Nochmal: Menschen ertrinken, weil man ihnen rechtzeitige Hilfe verweigert. Männer. Frauen. Kinder. Institutionalisierte unterlassene Hilfeleistung. Ein mörderisches Verbrechen!
Welche Partei will sich damit identifizieren?

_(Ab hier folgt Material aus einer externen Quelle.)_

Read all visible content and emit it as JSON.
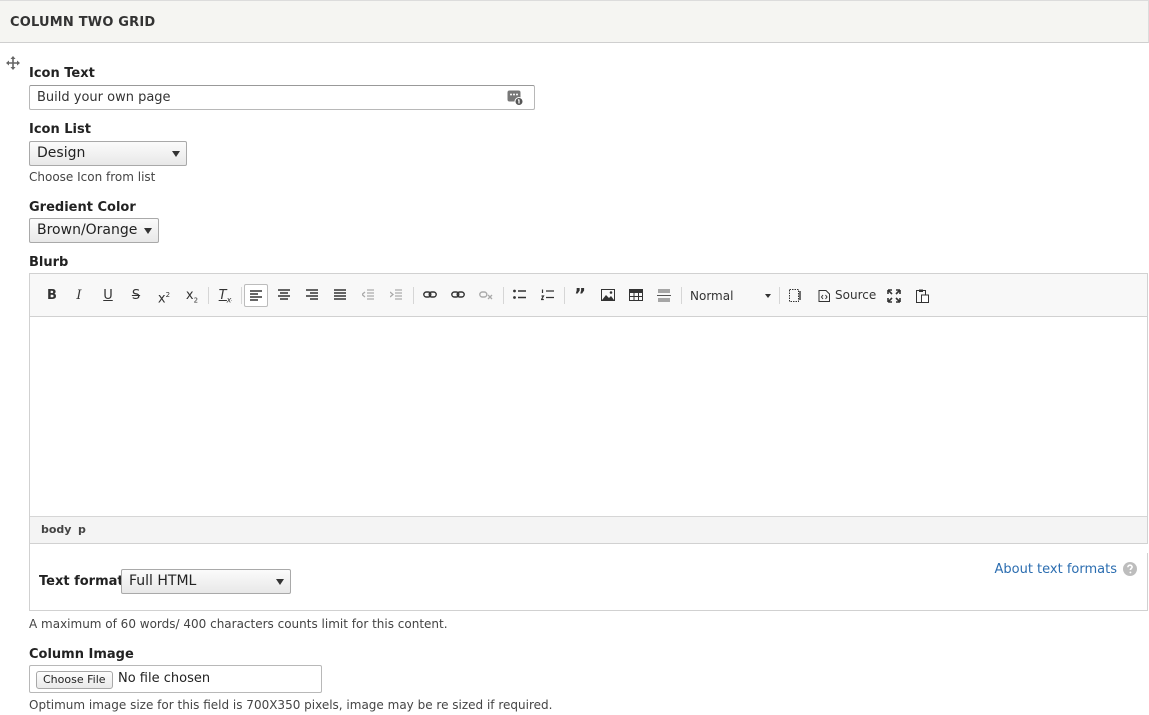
{
  "section": {
    "title": "COLUMN TWO GRID"
  },
  "icon_text": {
    "label": "Icon Text",
    "value": "Build your own page"
  },
  "icon_list": {
    "label": "Icon List",
    "selected": "Design",
    "description": "Choose Icon from list"
  },
  "gradient_color": {
    "label": "Gredient Color",
    "selected": "Brown/Orange"
  },
  "blurb": {
    "label": "Blurb",
    "toolbar": {
      "format_value": "Normal",
      "source_label": "Source"
    },
    "path": [
      "body",
      "p"
    ],
    "text_format_label": "Text format",
    "text_format_selected": "Full HTML",
    "about_link": "About text formats",
    "description": "A maximum of 60 words/ 400 characters counts limit for this content."
  },
  "column_image": {
    "label": "Column Image",
    "button_label": "Choose File",
    "status": "No file chosen",
    "description": "Optimum image size for this field is 700X350 pixels, image may be re sized if required."
  },
  "colors": {
    "link": "#2b6db0",
    "header_bg": "#f5f5f2"
  }
}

Es ist notwendig, daß Geflüchtete europaweit gerecht verteilt werden. Die Drittstaatenregelung und das Dublinabkommen müssen deswegen abgeschafft werden. Das nimmt Druck von den Anrainerstaaten. Die schnelle Rettung von Schiffbrüchigen muß wieder selbstverständliche Pflicht der Anrainerstaaten sein. Und private Rettungsschiffe dürfen an ihrer wertvollen Arbeit nie mehr gehindert werden!
Mit freundlichen Grüßen
Michael Lübbers
Leider bin ich sehr enttäuscht. Ich hatte mich mit der Frage beworben:‘ Wäre die SPD bereit, sich in einer künftigen Regierungskoalition nur unter der Bedingung zu beteiligen, wenn die BRD den UNO-Atomwaffenverbotsvertrag unterzeichnet?‘, die auch angenommen wurde.
In den ersten 30 Min. der Veranstaltung sollte der Dialog O. Scholz/Th. Kaspar stattfinden, anschließend die Fragesteller:innen zugeschaltet werden. Der Dialog zog sich eine volle Stunde (!) hin. Die Fragesteller hatten immerhin die Möglichkeit, sich zu äußern, ob sie mit der Antwort von O. Scholz zufrieden seien. Wegen Zeitmangels konnten die beiden letzten Teilnehmer, zu denen ich gehörte, dies leider nicht.
So war es mir nicht möglich, O. Scholz darauf hinzuweisen, dass er nicht auf meine Frage einging, sondern sich zum A-Waffensperrvertrag äußerte; fälschlicherweise auch diesen Vertrag nannte, bei dessen erster Konferenz der AVV-Staaten die BRD als Beobachter teilnehmen werde.
O. Scholz vermied daher eine klare Stellungnahme der SPD bezüglich Beitritt der BRD zum Atomwaffenverbotsvertrag.
Im Beitrag der FR vom 21.5. zu der Podiumsveranstaltung wurde meine Frage nicht genannt.“
@ Jutta-Maria Roth:
Ihre Kritik deckt sich mit meinen Ausführungen vom 20.05. Ich hätte mir im Beitrag der Printausgabe ebenfalls einige Hinweise auf andere Fragen gewünscht, die in der Sendung nicht zur Sprache kamen. Es war nur eine Wiedergabe der Sendung.